Recognize that your subconscious mind is terrified of being out of the loop!

Until you remove it, you won’t see how the noise in your life is ruining your capacity for effective thought AND making you miserable.

If you can’t see it in yourself then look around. Most people are not informed – they are filled with useless, and ever changing, noise.

If you find that describes everyone around you then what makes you think you’re different? This was a powerful, and painful, realization for me. Email, social networks and constant connectivity were making me miserable AND clueless.

Once you’ve created the space to think…

2 – Improve your ability to retain information by:

  • Take one slow breath (in and out) before reading any email that you can’t delete, or unsubscribe.
  • Take two slow breaths before any reply that will extend beyond one line – you’ll find your composition is better.
  • Give the sender what they need and no more.
  • Take one slow breath and re-read every reply before you send it. You’ll be amazed at the number of type-os you catch.
  • Take an honest inventory of your productivity across an entire week.
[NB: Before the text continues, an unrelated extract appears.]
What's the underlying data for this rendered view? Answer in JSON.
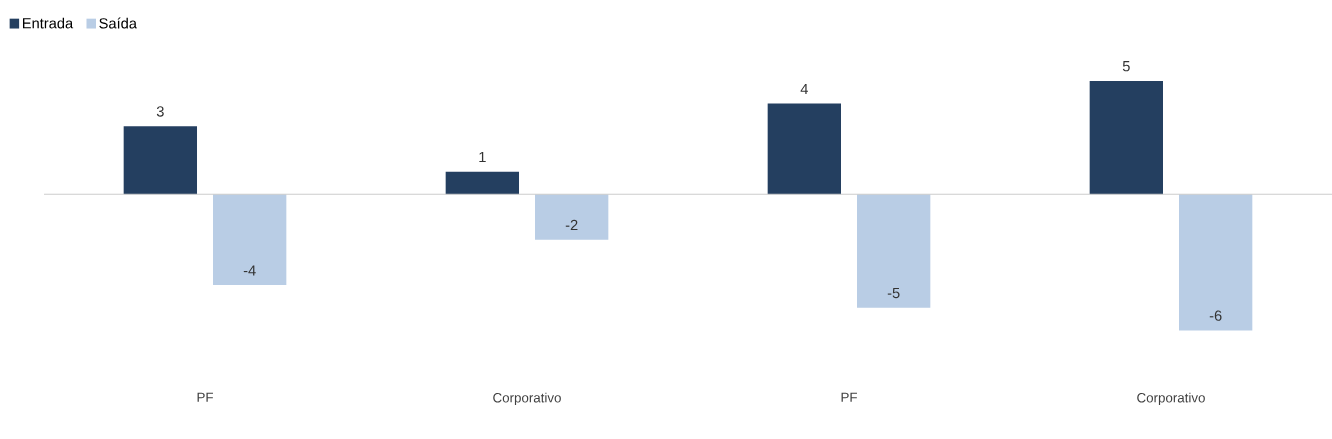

At best, you’ll be productive for three hours per day (broken up into 2-4 segments). Once you realize that you’re spinning your wheels go for a walk.

If you think the above sounds hokey then pay attention to how much you hold your breath when working, driving and waiting in line.

Walking is useful to consider, and compose, your best work.

3 – When you must do your best work:

  • Exercise early
  • Eat a healthy meal
  • Wear earplugs
  • Close the door
  • Shut the internet browser
  • Write it out by hand
  • Review when you transcribe it into your computer

Let’s review…

A – reduce the fire hose of inbound to create space for thoughts that matter and reduce the misery you’re experiencing with email

B – stop holding your breath and triggering irritation with your current habits

C – with a less cluttered mind, create a routine for producing high-quality work

The above will make you FAR more happy with your work life and this will make you a better employee, spouse, parent and person.

Living behind a screen, and the back-and-forth nature of email, reinforces habits of inefficiency. Once you start to increase your own free time, be proactive about not wasting other people’s time.

  • Schedule a telephone call for any email that will require more than three replies
  • When you set a call, specify two choices and a preference
  • In advance, send a written agenda
  • Take notes
  • Write (or review) a summary of the call

What I tell myself:

  • It’s incredibly hard to say no and reduce the background noise in our lives.
  • Keep chipping away.
  • Change is difficult but worth it.

Start to pay attention how your current work habits are making you feel.

Even if you are the only person that changes, it’s still worth it.

Be grateful that you had the courage to change!